Brazil’s acting President Michel Temer (R) and his Planning Minister Romero Juca ©AFP

Brazil’s interim government has been rattled by a leaked audio tape suggesting a plot against suspended President Dilma Rousseff, a scandal that forced a key minister in the new cabinet to resign.

Brazilian Planning Minister Romero Juca, a close ally of acting President Michel Temer, said Monday he is stepping down.

The decision came a day after a Brazilian newspaper published the transcript of a secretly-taped conversation between him and Sérgio Machado, a former senator.

Juca was caught on the tape saying Rousseff needed to be removed in an attempt to quash a vast corruption investigation that implicated him and other politicians, in what analysts call a first major political blow to the acting administration.

“We have to change the government to be able to stop this bleeding,” he was reportedly recorded saying.

Juca admitted earlier in the day that one of the two voices heard on the tape was his, but said his comments have been misinterpreted and taken out of context.

Later in the conversation, Juca says he talked about his plans to Supreme Court justices, who told him the corruption investigation and its media coverage would never come to an end as long as Rousseff remained in power.

People protest against acting Brazilian President Michel Temer in Sao Paulo, Brazil on May 17, 2016. ©AFP

The tape was recorded just weeks before the lower house of parliament voted to impeach Rousseff, according to the Folha de Sao Paulo newspaper, which published chunks of a 75-minute conversation on Monday.

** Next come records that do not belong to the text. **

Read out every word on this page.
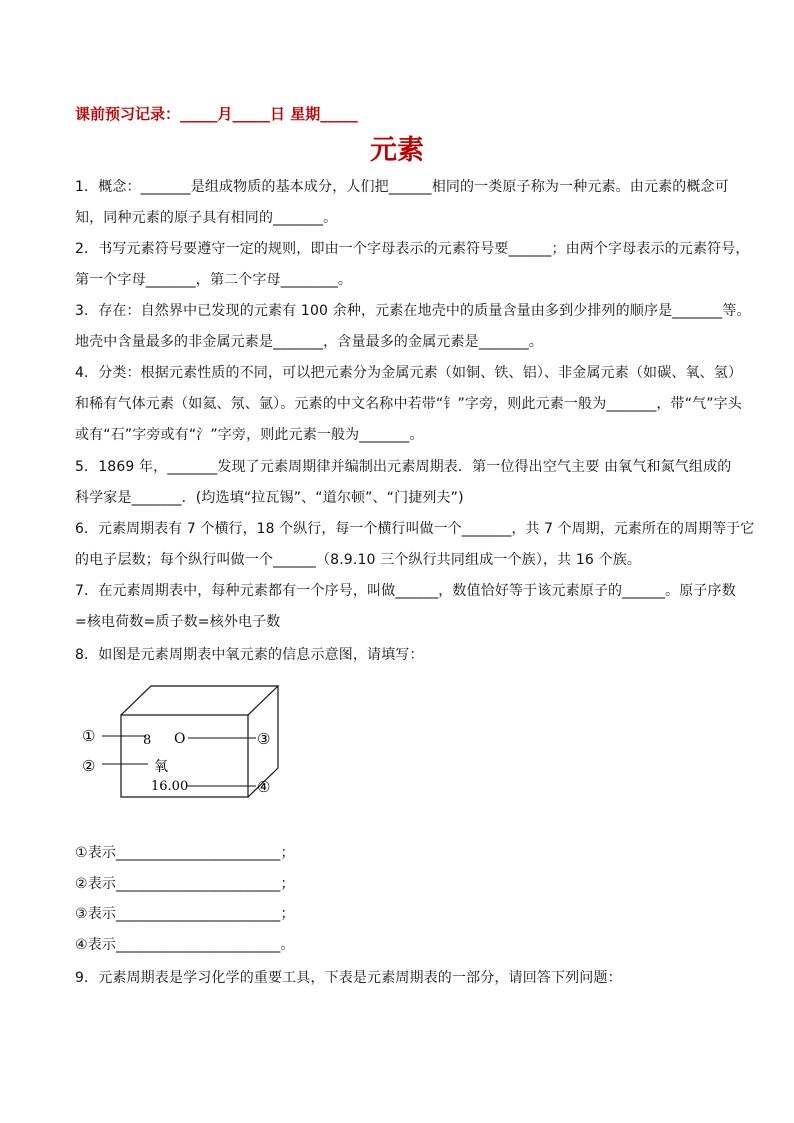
课前预习记录：_____月_____日 星期_____
元素
1．概念：_______是组成物质的基本成分，人们把______相同的一类原子称为一种元素。由元素的概念可
知，同种元素的原子具有相同的_______。
2．书写元素符号要遵守一定的规则，即由一个字母表示的元素符号要______；由两个字母表示的元素符号，
第一个字母_______，第二个字母________。
3．存在：自然界中已发现的元素有 100 余种，元素在地壳中的质量含量由多到少排列的顺序是_______等。
地壳中含量最多的非金属元素是_______，含量最多的金属元素是_______。
4．分类：根据元素性质的不同，可以把元素分为金属元素（如铜、铁、铝）、非金属元素（如碳、氧、氢）
和稀有气体元素（如氦、氖、氩）。元素的中文名称中若带“钅”字旁，则此元素一般为_______，带“气”字头
或有“石”字旁或有“氵”字旁，则此元素一般为_______。
5．1869 年，_______发现了元素周期律并编制出元素周期表．第一位得出空气主要 由氧气和氮气组成的
科学家是_______．(均选填“拉瓦锡”、“道尔顿”、“门捷列夫”)
6．元素周期表有 7 个横行，18 个纵行，每一个横行叫做一个_______，共 7 个周期，元素所在的周期等于它
的电子层数；每个纵行叫做一个______（8.9.10 三个纵行共同组成一个族），共 16 个族。
7．在元素周期表中，每种元素都有一个序号，叫做______，数值恰好等于该元素原子的______。原子序数
=核电荷数=质子数=核外电子数
8．如图是元素周期表中氧元素的信息示意图，请填写：
8 O
氧
16.00
①
②
③
④
①表示_______________________；
②表示_______________________；
③表示_______________________；
④表示_______________________。
9．元素周期表是学习化学的重要工具，下表是元素周期表的一部分，请回答下列问题：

The impeachment bid was launched over allegations that the president manipulated government accounts before the last election. Rousseff, however, has denied the allegations.

Earlier this month, Brazil’s upper chamber of the National Congress voted to suspend Rousseff and begin an impeachment trial against her. Acting President Michel Temer stepped up from the post of vice-president and replaced her.

Reacting to the leaks, Rousseff said the tape proves that she has been a victim of a “political coup d’état.”

“This only confirms what we have been talking about for some time: it confirms the coup against Dilma,” said Paulo Rocha, the Senate leader for the Workers’ Party of Rousseff.

Ever since her suspension, the Latin American country has been the scene of nationwide demonstrations.

On Friday protesters took to the streets of Sao Paulo, calling for the resignation of Temer. They held banners and chanted slogans to support Rousseff.